Die Kutsche rollte knarrend und polternd die Rue du Faubourg Saint-Germain hinunter. Der Kutscher, froh, mit der Angst davongekommen zu sein, ließ die Zügel schleifen. Gleich darauf vernahm man aufs neue die Rufe der Frau, der es gelungen war, sich von ihrem Knebel zu befreien.
Angélique hatte die Hände voller köstlichen Goldes.
»Bring den Leuchter«, rief Calembredaine.
Im Saal des Turms versammelten sie sich um den Tisch und betrachteten den funkelnden Schmuck, den Angélique auf ihm ausgebreitet hatte.
»Ein gelungener Streich!«
»Pain-Noir kriegt seinen Anteil. Er hat’s eingefädelt.«
»Immerhin war’s ’ne riskante Sache«, seufzte Prudent. »Es war ja noch hell.«
»Solche Sachen gehen nicht schief, das wirst du noch lernen, du Dummkopf! Und was du für ein Ausbund an Geschicklichkeit bist! Hätte die Marquise der Engel dir nicht geholfen .«
Nicolas’ Blick glitt zu Angélique hinüber. Sein Gesicht verzog sich zu einem seltsamen Siegerlächeln.
»Du kriegst auch deinen Anteil«, murmelte er und warf ihr die goldene Kette zu. Sie stieß sie mit Abscheu zurück.

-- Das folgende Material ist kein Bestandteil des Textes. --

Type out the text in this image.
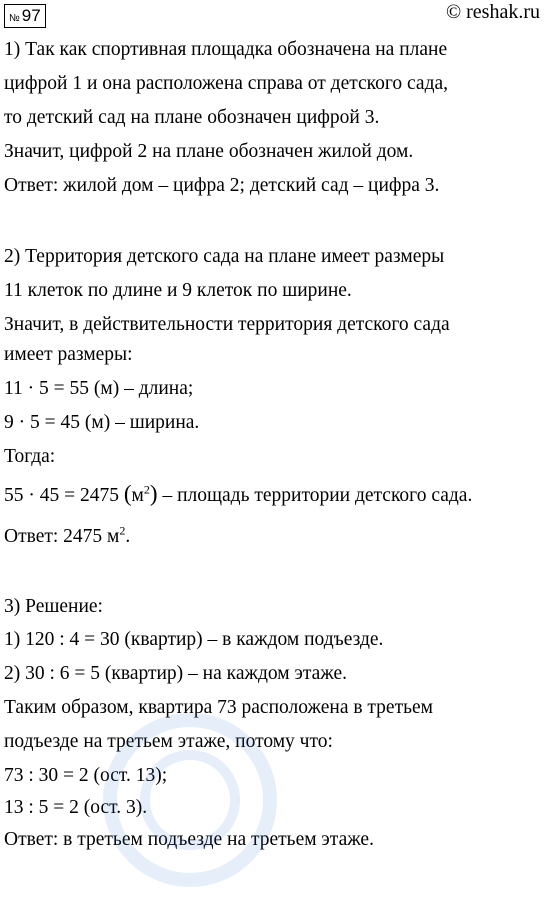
№ 97	© reshak.ru
1) Так как спортивная площадка обозначена на плане
цифрой 1 и она расположена справа от детского сада,
то детский сад на плане обозначен цифрой 3.
Значит, цифрой 2 на плане обозначен жилой дом.
Ответ: жилой дом – цифра 2; детский сад – цифра 3.
2) Территория детского сада на плане имеет размеры
11 клеток по длине и 9 клеток по ширине.
Значит, в действительности территория детского сада
имеет размеры:
11 · 5 = 55 (м) – длина;
9 · 5 = 45 (м) – ширина.
Тогда:
55 · 45 = 2475 $(м^2)$ – площадь территории детского сада.
Ответ: 2475 $м^2$.
3) Решение:
1) 120 : 4 = 30 (квартир) – в каждом подъезде.
2) 30 : 6 = 5 (квартир) – на каждом этаже.
Таким образом, квартира 73 расположена в третьем
подъезде на третьем этаже, потому что:
73 : 30 = 2 (ост. 13);
13 : 5 = 2 (ост. 3).
Ответ: в третьем подъезде на третьем этаже.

»Immerhin, es war riskant«, wiederholte Prudent. »Wo der Spitzel ein paar Schritte entfernt stand, war’s kein Kinderspiel.«
»Bei dem Nebel hat er nichts gesehen, und wenn er was gehört hat, rennt er jetzt noch durch die Gegend. Was hätte er denn tun können, he? Ich hab’ nur vor einem einzigen Angst, aber der hat sich schon lange nicht mehr sehen lassen. Hoffen wir, daß er irgendwo in einem stillen Winkel abgemurkst worden ist. Schade. Ich hätte gern seine Haut gehabt und die von seinem verdammten Hund dazu.«
»Oh, der Hund! Der Hund!« sagte Prudent entsetzt und fuhr sich mit der Hand an die Kehle. »Da hat er mich gepackt .«
»Der Mann mit dem Hund .«, murmelte Calembredaine. »Da fällt mir ein, ich hab’ dich einmal mit ihm gesehen, in der Nähe des Petit Pont. Kennst du ihn?« Er sah Angélique nachdenklich an, um dann abermals auf beängstigende Weise zu lächeln. »Du kennst ihn«, wiederholte er. »Das ist ausgezeichnet. Du wirst uns helfen, ihn zu kriegen, wie? Jetzt, da du zu uns gehörst.«
»Er hat Paris verlassen. Er kommt nicht wieder, ich weiß es«, sagte Angélique mit tonloser Stimme.